Lifeguarding fit neatly between spring and fall semesters at the university. Captain of the swim team, Arnie was a natural. It was a typical day at the beach. He was watching children build sandcastles while enjoying conversation with cute bikini-clad babes.
Arnie looked up when he heard people shouting. In the water he saw a man’s arms disappear as a wave came crashing down over him. He disappeared. Arnie swam toward him. With his arm around the man's chest he pulled him ashore. A circle of horrified people surrounded them. CPR was unsuccessful. It was too late. In those few minutes the word responsibility had taken on new meaning. One man was dead and another's life had changed forever.
Twenty years later, Arnie was sitting in his study grading essays. He was writing comments and critiques on each page when his son walked in.
"Dad, I'm thinking about what I should do this summer to earn some money. Any suggestions?" Joseph asked.

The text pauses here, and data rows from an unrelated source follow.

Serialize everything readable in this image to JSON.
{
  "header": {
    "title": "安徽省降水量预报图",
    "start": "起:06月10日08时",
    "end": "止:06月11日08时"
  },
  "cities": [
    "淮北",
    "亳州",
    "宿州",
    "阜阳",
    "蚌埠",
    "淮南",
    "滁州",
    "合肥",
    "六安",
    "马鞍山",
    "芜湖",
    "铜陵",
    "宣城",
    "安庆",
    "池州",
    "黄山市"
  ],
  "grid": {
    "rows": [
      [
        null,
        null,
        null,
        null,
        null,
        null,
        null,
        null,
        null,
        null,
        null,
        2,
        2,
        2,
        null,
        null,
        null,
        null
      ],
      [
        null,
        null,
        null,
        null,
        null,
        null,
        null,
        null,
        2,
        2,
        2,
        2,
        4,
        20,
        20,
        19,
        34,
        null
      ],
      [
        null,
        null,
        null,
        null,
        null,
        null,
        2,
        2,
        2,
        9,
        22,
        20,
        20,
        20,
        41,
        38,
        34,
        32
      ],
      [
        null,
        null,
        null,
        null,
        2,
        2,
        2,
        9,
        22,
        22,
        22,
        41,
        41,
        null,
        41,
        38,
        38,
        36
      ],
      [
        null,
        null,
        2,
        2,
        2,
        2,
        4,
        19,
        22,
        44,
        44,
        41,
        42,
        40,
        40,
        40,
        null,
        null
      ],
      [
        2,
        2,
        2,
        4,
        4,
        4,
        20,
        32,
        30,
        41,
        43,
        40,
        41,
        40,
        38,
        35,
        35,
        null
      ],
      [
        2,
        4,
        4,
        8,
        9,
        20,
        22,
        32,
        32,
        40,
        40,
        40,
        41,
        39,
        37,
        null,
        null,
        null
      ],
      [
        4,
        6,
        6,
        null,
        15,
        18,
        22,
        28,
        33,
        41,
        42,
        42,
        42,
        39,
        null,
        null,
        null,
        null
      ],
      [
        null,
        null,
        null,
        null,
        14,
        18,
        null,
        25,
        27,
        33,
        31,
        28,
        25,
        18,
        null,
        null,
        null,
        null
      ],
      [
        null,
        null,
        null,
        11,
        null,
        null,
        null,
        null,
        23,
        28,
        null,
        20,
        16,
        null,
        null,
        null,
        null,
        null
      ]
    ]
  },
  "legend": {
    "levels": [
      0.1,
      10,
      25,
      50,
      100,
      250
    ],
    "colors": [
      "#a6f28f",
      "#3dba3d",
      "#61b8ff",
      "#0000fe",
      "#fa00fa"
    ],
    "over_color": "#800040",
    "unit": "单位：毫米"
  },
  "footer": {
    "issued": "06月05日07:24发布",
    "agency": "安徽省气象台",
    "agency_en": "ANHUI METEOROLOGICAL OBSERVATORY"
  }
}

Arnie's reply was simple. "Mow lawns, son. Mow lawns."
9 comments:
Susan - it's too bad there was a problem with the comments over the weekend - we like to give *big* welcomes to new #fridayflash writers! So glad that you could join us and I look forward to reading more of your work! I like this piece - I was a lifeguard one summer in college. I was very fortunate and never had to save anybody - I just had to control unruly kids (nearly as difficult!). Welcome aboard!
Thanks for stopping by, PJ. My little brain is working on something for next week. This is good exercise.
Great piece, Susan. Glad the comment function is back.
Jai
I stopped by about three times but couldn't comment. Glad you got it up now.
This is a good piece of flash. That last line is terrific.
~jon
I'm glad you were able to enable comments. I enjoyed reading your piece. Some sage advice from the father to be sure. Can't wait to see what you have for us next week.
~Chris
Thanks Chris. I'm working on this week's story. I'm taking time off from the book this week. I'll be back at it next week. In the meanwhile, I'm trying to get some stories ready.
Well, the advantage to being late to this party is I missed all the commenting problems. It's about time there's a reward for being tardy.
You got a grin out of me. But don't you know if Arnie had mowed lawns as a youngster, he would've cut down his grandmother's prized something-er-others and it would've traumatized the guy and he'd be telling his own son twenty years later, "Lifeguard, boy, lifeguard." But I guess that's kind of a subtle moral to your tale.
I think you've a nice writing style, but this is almost a too-abbreviated (too "flash") piece to tell. I look forward to seeing a more developed flash scene from you.
And welcome to #FridayFlash. As you can already tell, we've got a great group of folks who stumble around and read and comment. Kind of like a virtual reading party. I love that.
Jeff Posey
Thanks for reading. This is a very abbreviated piece because it was originally written for a contest with a limit of 100 words. I've only added a few but did not expand beyond that. It seems like each of my short stories has a different style. I guess I'm still trying to find one that fits.
First, welcome to #FridayFlash. It's nice to see a new name as well as a fresh voice.